We will use the following packages for importing different file formats:

library(tidyverse)
library(readxl) # for Excel
library(haven) # for SPSS, Stata, SAS
library(jsonlite) # for JSON
library(arrow) # for parquet, big data

The rio package provides a generic import function, however, it is simply a wrapper for many of the other import functions shown below. While it may be easier to use the same import function for many file formats, rio redirects you to the original functions if you look for the possible function arguments. In some cases, rio can read URL file paths that readr (the tidyverse package for data import) can’t.

Examples

First, download this zip-file from GitHub, and extract it into a data folder within your apprenticeship project directory. We now import each file, explaining the packages, functions, and function arguments used. These files are all versions of the same dataset on student characteristics and grades at a university (original source), each with only a subset of the observations and/or variables.

student_male.csv is a comma-separated text file. Opening it in a notepad or Excel shows that the column separators are semicolons (;). The read_csv() function from the previous workshop expects commas as a separator, while read_csv() expects semicolons. Since CSV files are a form of delimited text files, we can also use the more versatile read_delim() function specifying the delimiter as the argument.

If you open the file in Excel or load it in R without additional arguments, you will see that the file does not contain variable names, so R treats the first observation as the variable names. To disable this behavior, you can use the col_names argument to either specify that the data does not contain variable names (col_names = FALSE), in which case R will assign automatic names, or you can specify a vector of names to use.

student_male <- read_csv2("data/student_male.csv", col_names = FALSE)
student_male <- read_delim("data/student_male.csv", delim = ";", col_names = FALSE)

student_female.tab is also a delimited text file. Opening it in a notepad shows that the delimiter is a tab. The notation for tab whitespace is \t, which we can specify in the delim argument.

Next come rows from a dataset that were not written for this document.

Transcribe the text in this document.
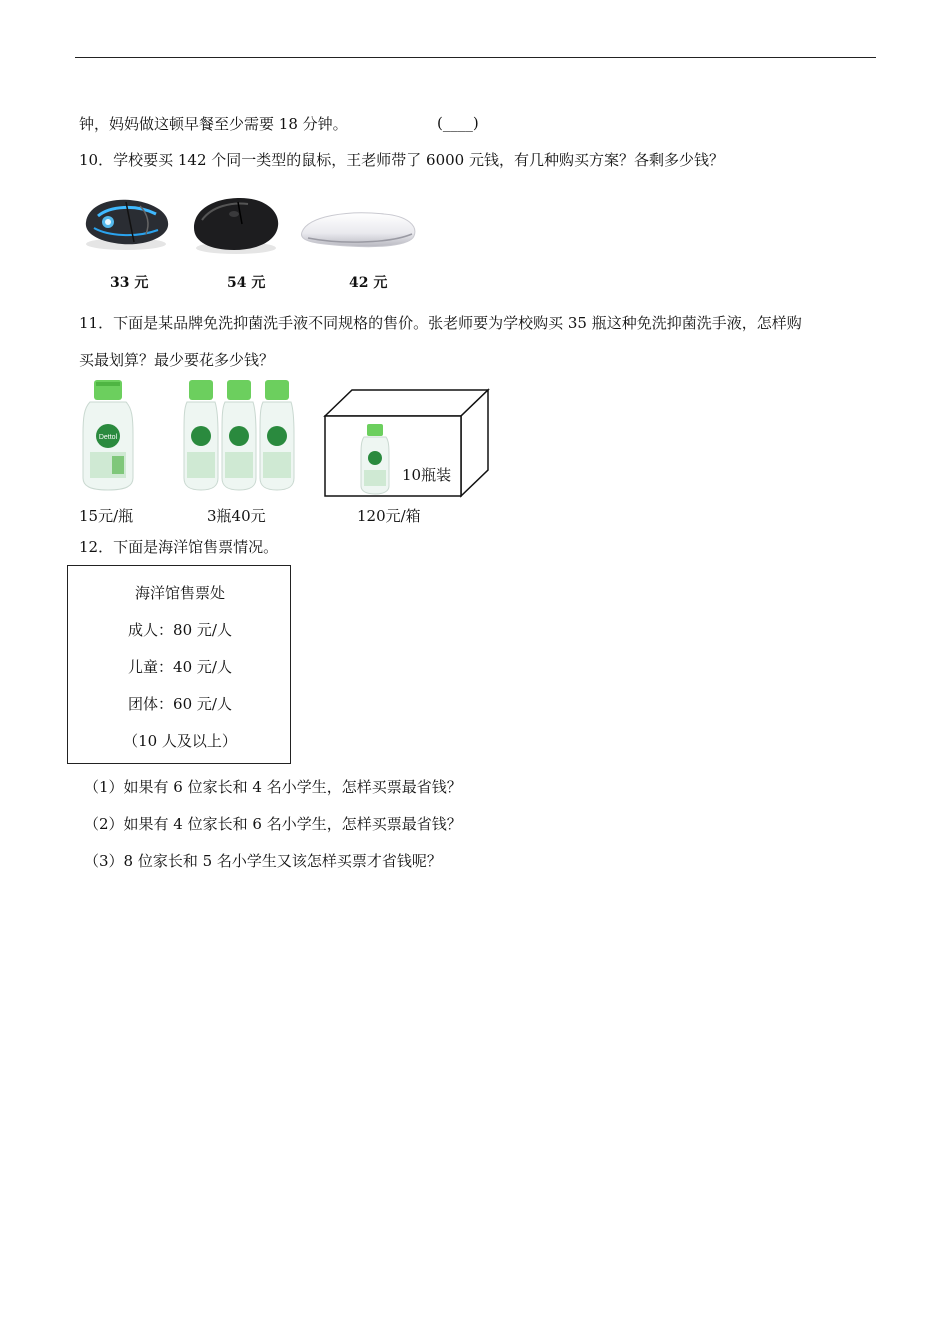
钟，妈妈做这顿早餐至少需要 18 分钟。	(____)
10．学校要买 142 个同一类型的鼠标，王老师带了 6000 元钱，有几种购买方案？各剩多少钱？
33 元	54 元	42 元
11．下面是某品牌免洗抑菌洗手液不同规格的售价。张老师要为学校购买 35 瓶这种免洗抑菌洗手液，怎样购
买最划算？最少要花多少钱？
Dettol
15元/瓶	3瓶40元
10瓶装
120元/箱
12．下面是海洋馆售票情况。
海洋馆售票处
成人：80 元/人
儿童：40 元/人
团体：60 元/人
（10 人及以上）
（1）如果有 6 位家长和 4 名小学生，怎样买票最省钱？
（2）如果有 4 位家长和 6 名小学生，怎样买票最省钱？
（3）8 位家长和 5 名小学生又该怎样买票才省钱呢？
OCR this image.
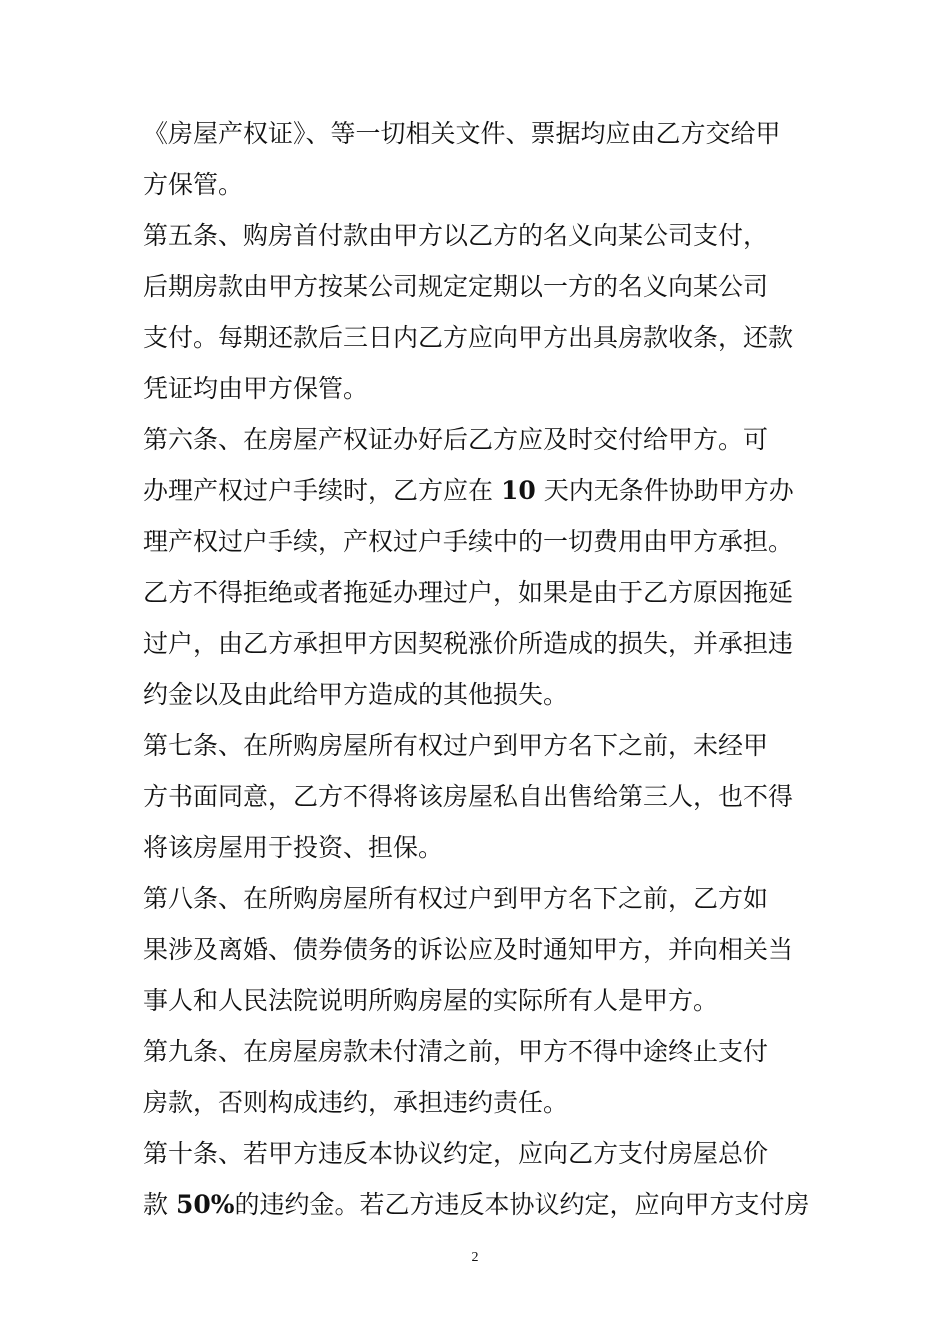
《房屋产权证》、等一切相关文件、票据均应由乙方交给甲
方保管。
第五条、购房首付款由甲方以乙方的名义向某公司支付，
后期房款由甲方按某公司规定定期以一方的名义向某公司
支付。每期还款后三日内乙方应向甲方出具房款收条，还款
凭证均由甲方保管。
第六条、在房屋产权证办好后乙方应及时交付给甲方。可
办理产权过户手续时，乙方应在 10 天内无条件协助甲方办
理产权过户手续，产权过户手续中的一切费用由甲方承担。
乙方不得拒绝或者拖延办理过户，如果是由于乙方原因拖延
过户，由乙方承担甲方因契税涨价所造成的损失，并承担违
约金以及由此给甲方造成的其他损失。
第七条、在所购房屋所有权过户到甲方名下之前，未经甲
方书面同意，乙方不得将该房屋私自出售给第三人，也不得
将该房屋用于投资、担保。
第八条、在所购房屋所有权过户到甲方名下之前，乙方如
果涉及离婚、债券债务的诉讼应及时通知甲方，并向相关当
事人和人民法院说明所购房屋的实际所有人是甲方。
第九条、在房屋房款未付清之前，甲方不得中途终止支付
房款，否则构成违约，承担违约责任。
第十条、若甲方违反本协议约定，应向乙方支付房屋总价
款 50%的违约金。若乙方违反本协议约定，应向甲方支付房
2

Like the “.tab” file extension, “.tsv” is also a tab-separated text file, so the more specialized read_tsv() function also works.

If you load this data without arguments, you’ll see that the Scholarship variable is treated as a number, while in the previous data it was a character due to the percentage signs and the occurrence of “None” as a value. You can use the col_types argument to specify a string that shows the type of each variable. In the example below “i” stands for integer columns and “c” for character columns. Often, especially if there are many columns but only a few have an incorrect type, it is easier to change the variable type with a mutate() function after importing.

student_female <- read_delim("data/student_female.tab", delim = "\t",
                             col_types = c("iicccccciccccc"))
student_female <- read_tsv("data/student_female.tab", col_types = c("iicccccciccccc"))

To import Excel file we need the read_excel() function from the read_excel() package. With this function you can specify which sheet to use in addition to similar arguments as for delimited text files. Notice that by default R imports the “Metadata” sheet, so we can use the sheet argument to specify which sheet to import. In addition, the first two rows contain introductory text, not the data, so we can use the skip argument to skip those rows. You may also notice that previously the variable name for age was Student_Age and now it is Student_age. You can rename the variable either by giving a full list of column names in the import function, but often it is easier to use the rename() function after importing.

student_char_sports <- read_excel("data/student_char_sports.xlsx", 
                                  sheet = "Data", skip = 2) |> 
  rename("Student_Age" = Student_age)

The haven package reads files in the data formats of Stata (.dta) and SPSS (.sav).

student_char1_A <- read_dta("data/student_char1_A.dta")
student_char2_A <- read_sav("data/student_char2_A.sav")

RDS is an R-specific file format that saves all attributes of the dataframe as well (e.g. grouping, factor levels). It is particularly useful for saving intermediate data files, e.g. saving the cleaned data before analysis to avoid needing to run the data cleaning script repeatedly.

student_age_grades_working <- read_rds("data/student_age_grades_working.rds")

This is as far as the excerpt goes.